Paths and Motifs: The Work of Merrill Steiger
It is a remarkable experience to participate in a Merrill Steiger event. Her acrylic paintings’ obsessive detailing invoke such sharing experience as they generate a current of electric charge in the air. A hallucinatory vibrational aspect to the artist’s vision and working process refers to the mind de-regulated and de-conditioned from Western logos and its strictures. Steiger has mastered and finessed with considerable nuance the spatial involutions and sense of play which occurs through de-logicalized inversals and pratfalling in terms of scale shifts and color harmonies. Her idiosyncratic works sustain the eye and mind, because they seem to be in a continuous state of generative unfolding. This pictorial diversity and activity with its implications of alternative modes of reception as well as of perception is the result of Steiger’s remarkable control over her idioms.
The point and line assumes hieratic power in her vision as it does in all “primitivistic” cultures whether it be the African, Asian, Mayan or Aboriginal “Dreamtime” ones. In some sense this relationship between those two primary visual syntactical units has a strong totemic pull: they form a type of fractal kinship in visual space, which can spin off into remarkably sophisticated systems of elaboration. If one looks at the macro level of construction one understands the microstructure; while the microstructure has within its coils the encrypted macroscopic map as well. There is a mesmerizing aspect to the painting of patterns that has affected the modern course of Western art history. Of course one need not travel too far to be in touch with Steiger’s liberation narrative derived in part from the European avant-garde in the early part of the 20th Century which took its cues from colonialized parts of the non-Western world (think of Gauguin’s Tahiti, and of Picasso’s Dogon masks) in the hopes of renewing the dying legacy of Old Europe by a thorough re-examining of life-principles in the service of reforming the sense of self. The subjective interior landscape (as explored by the likes of Kandinsky and, later, Mondrian) rather than the objective exterior landscape was deemed worthy and sufficient territory to transnavigate.
In this country there is a growing awareness of indigenous cultures with their wealth of cultural capital accumulated over generations. I am here thinking of the Gees Bend quilt community as an exemplar of contemporary awareness of the thin line that separates the artist per se from the professional artist who has undertaken formal studies in art making and theory as well as history. The history of Pattern and Decoration in this country is widely known. Starting in the late sixties in L.A. (Miriam Shapiro) and in New York City (Joyce Kozloff, Valerie Jaudon) this movement was seen as a counter point to dominant High Modernism and Minimal and Post-Minimal movements.

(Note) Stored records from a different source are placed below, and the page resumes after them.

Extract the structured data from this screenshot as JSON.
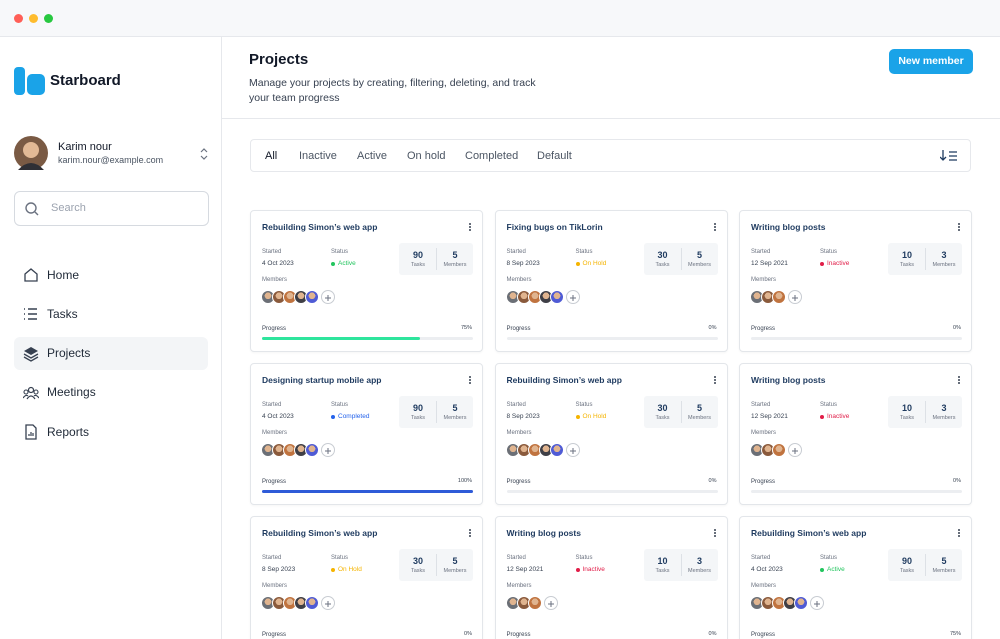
{
  "sidebar": {
    "brand": "Starboard",
    "user": {
      "name": "Karim nour",
      "email": "karim.nour@example.com"
    },
    "search_placeholder": "Search",
    "nav": [
      "Home",
      "Tasks",
      "Projects",
      "Meetings",
      "Reports"
    ],
    "active_nav": 2
  },
  "header": {
    "title": "Projects",
    "description": "Manage your projects by creating, filtering, deleting, and track your team progress",
    "button": "New member"
  },
  "filters": {
    "tabs": [
      "All",
      "Inactive",
      "Active",
      "On hold",
      "Completed",
      "Default"
    ],
    "active": 0
  },
  "labels": {
    "started": "Started",
    "status": "Status",
    "tasks": "Tasks",
    "members": "Members",
    "progress": "Progress"
  },
  "cards": [
    {
      "title": "Rebuilding Simon’s web app",
      "started": "4 Oct 2023",
      "status": "Active",
      "status_color": "#22c55e",
      "tasks": 90,
      "members": 5,
      "progress": 75,
      "progress_label": "75%",
      "bar_color": "#2ee59d"
    },
    {
      "title": "Fixing bugs on TikLorin",
      "started": "8 Sep 2023",
      "status": "On Hold",
      "status_color": "#f5b400",
      "tasks": 30,
      "members": 5,
      "progress": 0,
      "progress_label": "0%",
      "bar_color": "#2ee59d"
    },
    {
      "title": "Writing blog posts",
      "started": "12 Sep 2021",
      "status": "Inactive",
      "status_color": "#e11d48",
      "tasks": 10,
      "members": 3,
      "progress": 0,
      "progress_label": "0%",
      "bar_color": "#2ee59d"
    },
    {
      "title": "Designing startup mobile app",
      "started": "4 Oct 2023",
      "status": "Completed",
      "status_color": "#2563eb",
      "tasks": 90,
      "members": 5,
      "progress": 100,
      "progress_label": "100%",
      "bar_color": "#2f5bd8"
    },
    {
      "title": "Rebuilding Simon’s web app",
      "started": "8 Sep 2023",
      "status": "On Hold",
      "status_color": "#f5b400",
      "tasks": 30,
      "members": 5,
      "progress": 0,
      "progress_label": "0%",
      "bar_color": "#2ee59d"
    },
    {
      "title": "Writing blog posts",
      "started": "12 Sep 2021",
      "status": "Inactive",
      "status_color": "#e11d48",
      "tasks": 10,
      "members": 3,
      "progress": 0,
      "progress_label": "0%",
      "bar_color": "#2ee59d"
    },
    {
      "title": "Rebuilding Simon’s web app",
      "started": "8 Sep 2023",
      "status": "On Hold",
      "status_color": "#f5b400",
      "tasks": 30,
      "members": 5,
      "progress": 0,
      "progress_label": "0%",
      "bar_color": "#2ee59d"
    },
    {
      "title": "Writing blog posts",
      "started": "12 Sep 2021",
      "status": "Inactive",
      "status_color": "#e11d48",
      "tasks": 10,
      "members": 3,
      "progress": 0,
      "progress_label": "0%",
      "bar_color": "#2ee59d"
    },
    {
      "title": "Rebuilding Simon’s web app",
      "started": "4 Oct 2023",
      "status": "Active",
      "status_color": "#22c55e",
      "tasks": 90,
      "members": 5,
      "progress": 75,
      "progress_label": "75%",
      "bar_color": "#2ee59d"
    }
  ]
}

It was also seen as an expression of an impulse to create space through a decorative impulse. Dying down in the eighties P&D is finding new roots in a surge of promiscuous interest in alternative belief systems as well as a fascination with rebel culture as it emerged during the Vietnam War.
In the late nineties the early new century formerly debased art referring to hallucinatory rock posters as well as to shape shifting interest in the optically strenuous op-art work of Bridget Riley was fueled by a rising awareness of a newly emergent drug culture catering to night use, as well as a new interest in the interface of (industrial) design, ornamentation, crafts-based work, with the so-called “fine arts.” Additionally, artists began seriously looking at alternative visual structures (and belief structures) from the Far and Middle East (mandalas, tankas, masjid tiles).
Merrill Steiger’s synthetic paintings consist of several different types of work. The first is an organization of space and colour that works on a structural level primarily. “Yin” (2000) is a good example of this approach, which incorporates non-Western ideational patterns. Other paintings, such as “Chakra Universe” (2002), rely on biologic, biomorphic, or metabolic inferences to add bite to the work. Still other works have a mapping quality or a sensation, which infers an overhead bird’s eye view of the world. This suggestion of satellite surveillance cameras hovering over our planet creates politically charged works. Still other artworks seem to be thematically organized so as to conjure up vistas which incorporate the grids of urbanized living and motility.
Whatever her fascination, thematically Steiger’s work usually deploys disruptions of spatial orientation, disjunctions in scale, vivid color combinations and tonalities, and a high sensitivity to the nuances separating perceptions of order from disorder, structure from the fullness of void. Merrill Steiger has the awareness and skill to bring the viewer into contact with a range of different experiences ranging from the serious and the serene to the boisterously playful and transcendent. Any way you take it (or find it) Merrill Steiger’s strongly pulsating imagery stems from this artist’s radical involvement with the parameters of wonder and of exploration itself.
D.F. Colman, 2006
D.F. Colman is an art historian and writer residing in Manhattan.